Glassdoor.com, which enables companies’ employees to torch airline and other CEOs like United Airlines’ Glenn Tilton, has no plans to syndicate any of its user-generated content to TripAdvisor, which is mulling introducing flight reviews.
But, TripAdvisor, a unit of Expedia, certainly would take Glassdoor.com’s phone calls about partnerships because TripAdvisor co-founder and CEO Stephen Kaufer is a member of the Glassdoor.com board.
And, Glassdoor co-founder and CEO Robert Hohman, most previously president of Expedia’s Hotwire and part of the crew in 1999 which took Expedia public, rounds out an Expedia-heavy, dream-team board — we’ve heard that dream team pitch before — with Glassdoor co-founder and chairman Richard Barton (who founded Expedia) and Erik Blachford, who took the reins at Expedia when Barton left.
Hohman, Kaufer, Barton and Blachford don’t publicly market themselves as any kind of travel industry or Expedia dream team.
And Glassdoor, which also has directors with no travel industry ties, in fact, enables employees in any industry, not just travel, to rant or rave about their companies and CEOs and to contribute information about employees’ salaries.

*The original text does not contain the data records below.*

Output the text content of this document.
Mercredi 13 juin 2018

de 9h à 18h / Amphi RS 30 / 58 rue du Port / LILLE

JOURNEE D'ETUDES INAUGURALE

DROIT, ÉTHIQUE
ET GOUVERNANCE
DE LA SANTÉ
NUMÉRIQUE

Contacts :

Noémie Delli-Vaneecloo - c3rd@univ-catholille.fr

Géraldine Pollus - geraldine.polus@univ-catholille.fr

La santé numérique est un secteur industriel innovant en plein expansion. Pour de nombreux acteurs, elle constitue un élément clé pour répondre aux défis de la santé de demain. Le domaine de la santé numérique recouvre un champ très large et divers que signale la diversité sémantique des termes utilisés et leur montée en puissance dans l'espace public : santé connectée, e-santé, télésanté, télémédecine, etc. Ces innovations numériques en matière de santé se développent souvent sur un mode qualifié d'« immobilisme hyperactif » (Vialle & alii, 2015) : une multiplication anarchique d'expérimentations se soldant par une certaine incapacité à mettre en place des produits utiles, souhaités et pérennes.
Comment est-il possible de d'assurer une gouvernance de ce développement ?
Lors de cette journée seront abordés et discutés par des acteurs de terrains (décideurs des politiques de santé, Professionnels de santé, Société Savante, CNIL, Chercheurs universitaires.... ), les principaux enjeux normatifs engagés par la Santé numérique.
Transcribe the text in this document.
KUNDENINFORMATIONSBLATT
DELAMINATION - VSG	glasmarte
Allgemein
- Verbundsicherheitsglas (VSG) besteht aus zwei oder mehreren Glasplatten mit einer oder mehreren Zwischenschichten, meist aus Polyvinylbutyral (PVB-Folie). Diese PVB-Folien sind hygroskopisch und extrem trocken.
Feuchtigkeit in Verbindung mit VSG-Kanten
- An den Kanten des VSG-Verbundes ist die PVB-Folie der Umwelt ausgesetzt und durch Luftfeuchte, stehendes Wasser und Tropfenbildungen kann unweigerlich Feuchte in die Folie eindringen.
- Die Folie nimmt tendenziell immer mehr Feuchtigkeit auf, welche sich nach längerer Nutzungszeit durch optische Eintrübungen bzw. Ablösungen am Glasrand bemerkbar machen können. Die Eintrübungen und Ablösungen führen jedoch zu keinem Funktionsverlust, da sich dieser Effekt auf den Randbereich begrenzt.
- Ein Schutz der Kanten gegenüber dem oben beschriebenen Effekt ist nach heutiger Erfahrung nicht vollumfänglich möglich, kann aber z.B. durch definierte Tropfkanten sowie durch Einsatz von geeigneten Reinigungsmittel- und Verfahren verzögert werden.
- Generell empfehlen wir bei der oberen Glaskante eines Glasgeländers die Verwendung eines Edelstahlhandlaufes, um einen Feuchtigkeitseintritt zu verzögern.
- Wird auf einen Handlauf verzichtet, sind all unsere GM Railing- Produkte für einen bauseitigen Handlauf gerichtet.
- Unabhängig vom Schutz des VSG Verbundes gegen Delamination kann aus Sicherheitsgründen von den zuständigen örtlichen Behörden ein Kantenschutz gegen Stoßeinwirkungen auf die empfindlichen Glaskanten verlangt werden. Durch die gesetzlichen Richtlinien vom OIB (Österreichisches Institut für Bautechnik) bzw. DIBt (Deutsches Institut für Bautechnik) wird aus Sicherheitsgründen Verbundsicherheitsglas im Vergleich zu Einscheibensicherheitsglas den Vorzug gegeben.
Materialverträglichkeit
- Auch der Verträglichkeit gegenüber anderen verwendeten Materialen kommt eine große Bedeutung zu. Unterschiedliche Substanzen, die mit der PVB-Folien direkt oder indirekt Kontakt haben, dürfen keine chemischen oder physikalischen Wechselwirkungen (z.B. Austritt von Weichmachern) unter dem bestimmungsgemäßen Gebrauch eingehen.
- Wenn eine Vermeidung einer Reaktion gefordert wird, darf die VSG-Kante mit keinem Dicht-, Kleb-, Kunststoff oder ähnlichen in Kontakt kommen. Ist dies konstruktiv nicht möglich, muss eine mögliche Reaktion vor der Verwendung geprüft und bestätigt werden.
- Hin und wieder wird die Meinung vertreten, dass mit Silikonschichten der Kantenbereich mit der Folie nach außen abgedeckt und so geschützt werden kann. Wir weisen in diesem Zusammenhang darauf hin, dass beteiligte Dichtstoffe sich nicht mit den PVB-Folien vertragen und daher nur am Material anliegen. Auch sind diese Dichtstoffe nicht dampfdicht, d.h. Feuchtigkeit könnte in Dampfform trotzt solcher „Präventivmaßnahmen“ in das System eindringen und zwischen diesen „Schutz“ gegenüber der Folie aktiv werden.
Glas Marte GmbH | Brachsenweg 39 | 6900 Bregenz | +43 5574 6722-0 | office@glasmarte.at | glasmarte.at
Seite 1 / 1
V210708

You have to give this IAC- and Expedia-connected fraternity credit for embracing user-generated content and letting the chips fall where they may regarding consumers’ opinions. (Hohman, Kaufer and Blachford all have IAC/Expedia ties.)
On that note, my opinion is that Glassdoor seems to have a glass-ceiling issue as all the directors on this, albeit talented, old-boys- network board appear, from the looks of it, to be white men. (However, three industry advisors to the board are women.)
About the business itself, Kaufer of TripAdvisor apparently conveyed some lessons about user-generated content and the media business when Glassdoor launched in beta in 2008 as a spokeswoman says that “Glassdoor was able to capitalize on a number of TripAdvisor learnings during its initial development.”
Apparently, Glassdoor won’t face authenticity issues to the degree that TripAdvisor does at times because Glassdoor says it verifies users’ company e-mail addresses before publishing their anonymous comments.
On the other hand, what stops a company from pressuring, prodding or coaxing employees to write favorable reviews?
Meanwhile, the Hohman, Kaufer, Barton and Blachford mash-up doesn’t escape the scrutiny of their respective companies’ employees in Glassdoor.com reviews.
Hohman of Glassdoor gets an eyebrow-raising 100% approval rating (with only seven published reviews); 94% approve of TripAdvisor’s Kaufer, 81% approve of Zillow’s Barton, and there is only one review of Blachford at TerraPass so he gets a pass for now.
In this era of Glassdoor transparency, CEOs can’t hide, and must perform.